Aber viel länger brauchen Sie doch auch nicht für Ihre Bücher.
Ich brauche drei Monate für den ersten Entwurf, nicht für das fertige Buch. Anfang und Ende stehen bei mir immer fest, nur in der Mitte lasse ich mich treiben. Aber Stephen King schreibt auch, dass es zwei Sorten von Thrillerautoren gibt. Die einen ähneln einem Kreuzfahrtschiff, das erst auf hoher See – also etwa nach hundert Seiten – richtig Fahrt aufnimmt. Und es gibt Schreiber, bei denen besteigt man ein Speedboot und wird von der ersten Seite an mitgerissen. Mal nimmt man gerne ein Kreuzfahrtschiff und mal gerne ein Speedboot.

Bei Ihnen fahre ich Speedboot?
Ja, ich will, dass die Leute von der ersten Seite an gepackt werden. Bei mir lernen Sie eine Figur durch deren Handlungen in all ihren Facetten kennen. Ich schreibe keine lange Exposition, in der alle Figuren erst einmal ausführlich eingeführt werden.

Sie sehen sich als Kapitän eines Speedbootes. Literaturkritiker sehen in Ihnen oft einen Amateur, der sich auf dem Buchmarkt durchgesetzt hat. Ärgert Sie das?
Amateur habe ich jetzt noch nicht gelesen. Eher Phänomen, weil sich die Kritiker wundern, warum ein Buch, das sie nicht kennen, alle überholt, die sie empfehlen.

Wäre Schriftsteller schöner als Phänomen?
Das ist mir völlig wurscht. Die englische „Times“ hat mein letztes Buch als Meisterwerk bezeichnet. Im Ausland gibt es da eine ganz andere Tradition. Die wissen einfach, dass man unterschiedliche Maßstäbe an unterschiedliche Bücher anlegen muss. Bei uns ist es ja fast ein Negativkriterium, auf der Bestellerliste zu erscheinen.

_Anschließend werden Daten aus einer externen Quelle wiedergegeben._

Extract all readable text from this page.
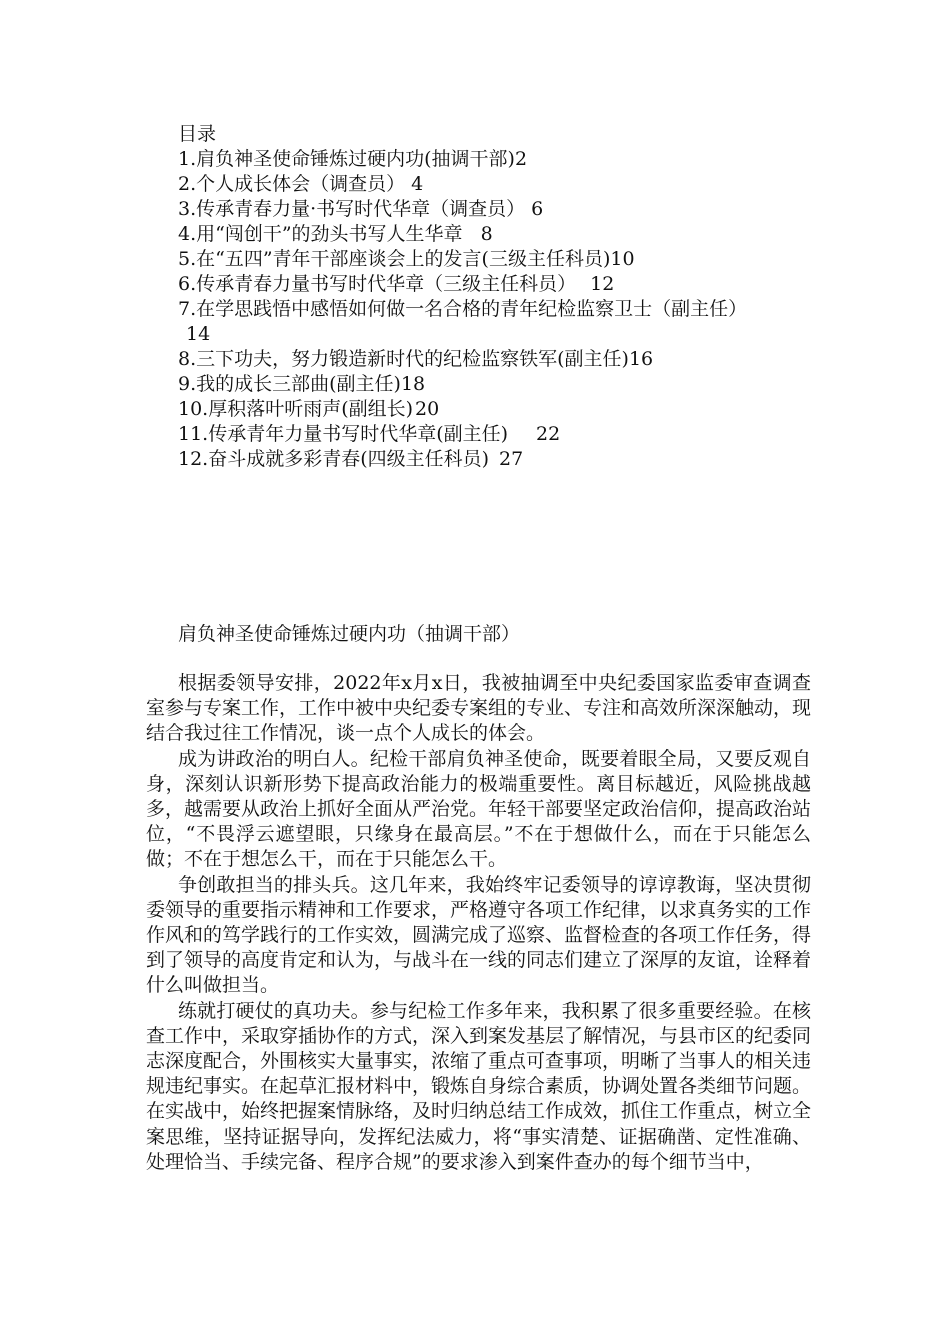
目录
1.肩负神圣使命锤炼过硬内功(抽调干部)2
2.个人成长体会（调查员） 4
3.传承青春力量·书写时代华章（调查员） 6
4.用“闯创干”的劲头书写人生华章 8
5.在“五四”青年干部座谈会上的发言(三级主任科员)10
6.传承青春力量书写时代华章（三级主任科员） 12
7.在学思践悟中感悟如何做一名合格的青年纪检监察卫士（副主任）14
8.三下功夫，努力锻造新时代的纪检监察铁军(副主任)16
9.我的成长三部曲(副主任)18
10.厚积落叶听雨声(副组长) 20
11.传承青年力量书写时代华章(副主任) 22
12.奋斗成就多彩青春(四级主任科员) 27
肩负神圣使命锤炼过硬内功（抽调干部）

根据委领导安排，2022年x月x日，我被抽调至中央纪委国家监委审查调查室参与专案工作，工作中被中央纪委专案组的专业、专注和高效所深深触动，现结合我过往工作情况，谈一点个人成长的体会。

成为讲政治的明白人。纪检干部肩负神圣使命，既要着眼全局，又要反观自身，深刻认识新形势下提高政治能力的极端重要性。离目标越近，风险挑战越多，越需要从政治上抓好全面从严治党。年轻干部要坚定政治信仰，提高政治站位，“不畏浮云遮望眼，只缘身在最高层。”不在于想做什么，而在于只能怎么做；不在于想怎么干，而在于只能怎么干。

争创敢担当的排头兵。这几年来，我始终牢记委领导的谆谆教诲，坚决贯彻委领导的重要指示精神和工作要求，严格遵守各项工作纪律，以求真务实的工作作风和的笃学践行的工作实效，圆满完成了巡察、监督检查的各项工作任务，得到了领导的高度肯定和认为，与战斗在一线的同志们建立了深厚的友谊，诠释着什么叫做担当。

练就打硬仗的真功夫。参与纪检工作多年来，我积累了很多重要经验。在核查工作中，采取穿插协作的方式，深入到案发基层了解情况，与县市区的纪委同志深度配合，外围核实大量事实，浓缩了重点可查事项，明晰了当事人的相关违规违纪事实。在起草汇报材料中，锻炼自身综合素质，协调处置各类细节问题。在实战中，始终把握案情脉络，及时归纳总结工作成效，抓住工作重点，树立全案思维，坚持证据导向，发挥纪法威力，将“事实清楚、证据确凿、定性准确、处理恰当、手续完备、程序合规”的要求渗入到案件查办的每个细节当中，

An den Werken von Stieg Larsson und Jussi Adler Olson war Hollywood schnell interessiert. Warum tut sich ein Erfolgsautor wie Sie so schwer, einen Film zu machen? „Das Kind“ bekam keine öffentlichen Fördergelder. Sie haben es nur mit Hilfe Ihres Freundes, des Regisseurs Zsolt Bács, geschafft, das Buch auf die Leinwand zu bringen.
Auch das ist ein typisch deutsches Phänomen. Die Ressentiments gegenüber Psychothrillern sind hier unheimlich groß. Deutschland ist ein Krimiland. Es ist nicht üblich, einen deutschen Autor zu verfilmen. Hier ist der Skandinavien-Boom ausgebrochen. Ich habe jetzt Anfragen von Produzenten, die sagen, wir müssten die Handlung aber nach Schweden verlegen und von schwedischen Schauspielern spielen lassen, damit der Film dann wieder von den deutschen Fernsehanstalten zurückgekauft wird. Da aber auch dieser Plan vermutlich nicht funktionieren wird, werde ich wohl mit der nächsten Produktion ins Ausland gehen müssen.